6. Karen on parole, her parole officer, discussions about seeing her daughter, the interview with the authorities, her hopes?

7. Karen at the shops, the reaction of the shopkeeper, Jeff and his not having enough money for the bread, her paying, their discussion later? Going with Skinny to meet her boyfriend, Jeff present? A kindly man? The bond between the two? Staying the night? His understanding, his offer of final support?

8. The various women in the refuge, the various stages of rehabilitation? Young and defiant, the old lady and talking about having changed, the fat girl and her boyfriend, meeting with Red, the official meetings? The group, the girl taken away and Karen’s reaction, the effect?

9. Karen and the possibility of jobs, her plans, meals and talking, the interview about her daughter, the encounter with her mother, going to visit her mother and the clash? The visit of her daughter, the supervisor present, her mother warning her about the allergy? Her eating the cake? Going to hospital?

10. Karen and her anger with the police, the arrest of the young girl, the subsequent meeting, her drinking?

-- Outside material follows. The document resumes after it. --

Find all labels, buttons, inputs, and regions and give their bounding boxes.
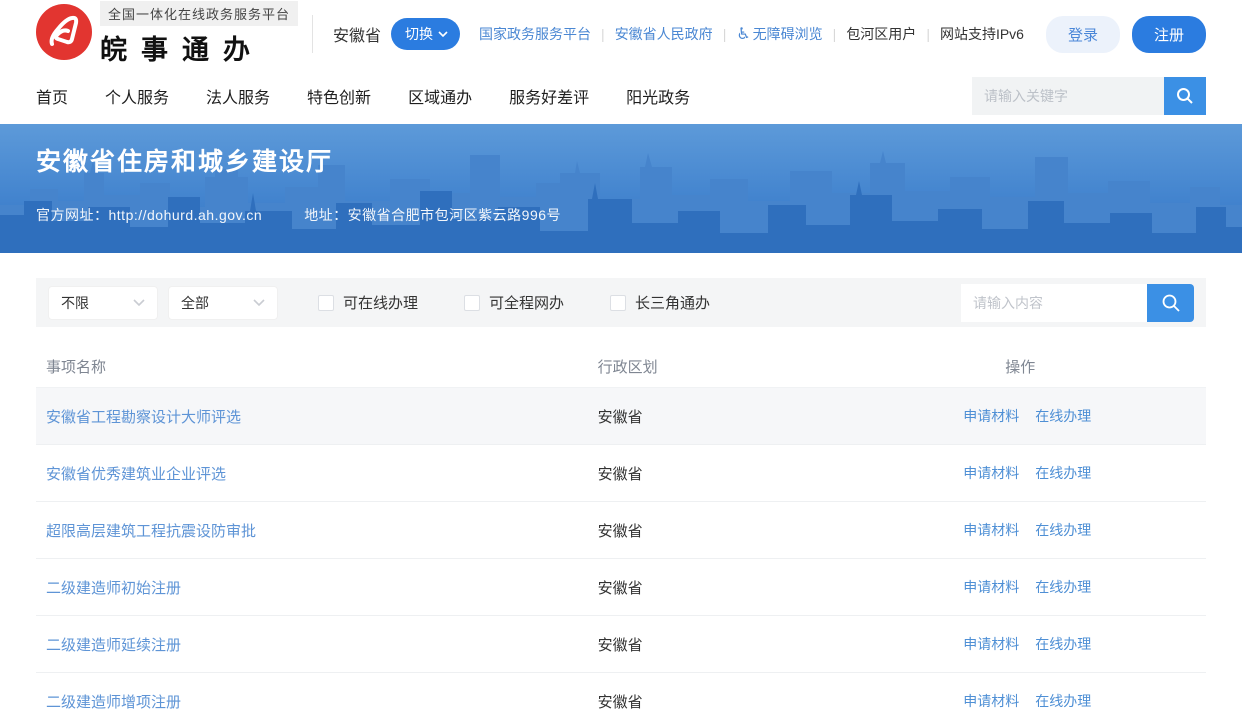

Her prayers at night – and devout asking for God’s help?

11. Going to her mother, the confrontation, her mother and her past drinking, the change? The presence of the child? Karen thinking her mother was calling the police, rather calling the taxi and paying for it?

12. The month up, Karen having to get over her past, the meetings and help, her prospects?

13. Audience response to Karen, identifying with her, observing her? The other Aboriginal women? The Aboriginal tradition, white treatment of Aborigines? Especially women in the city?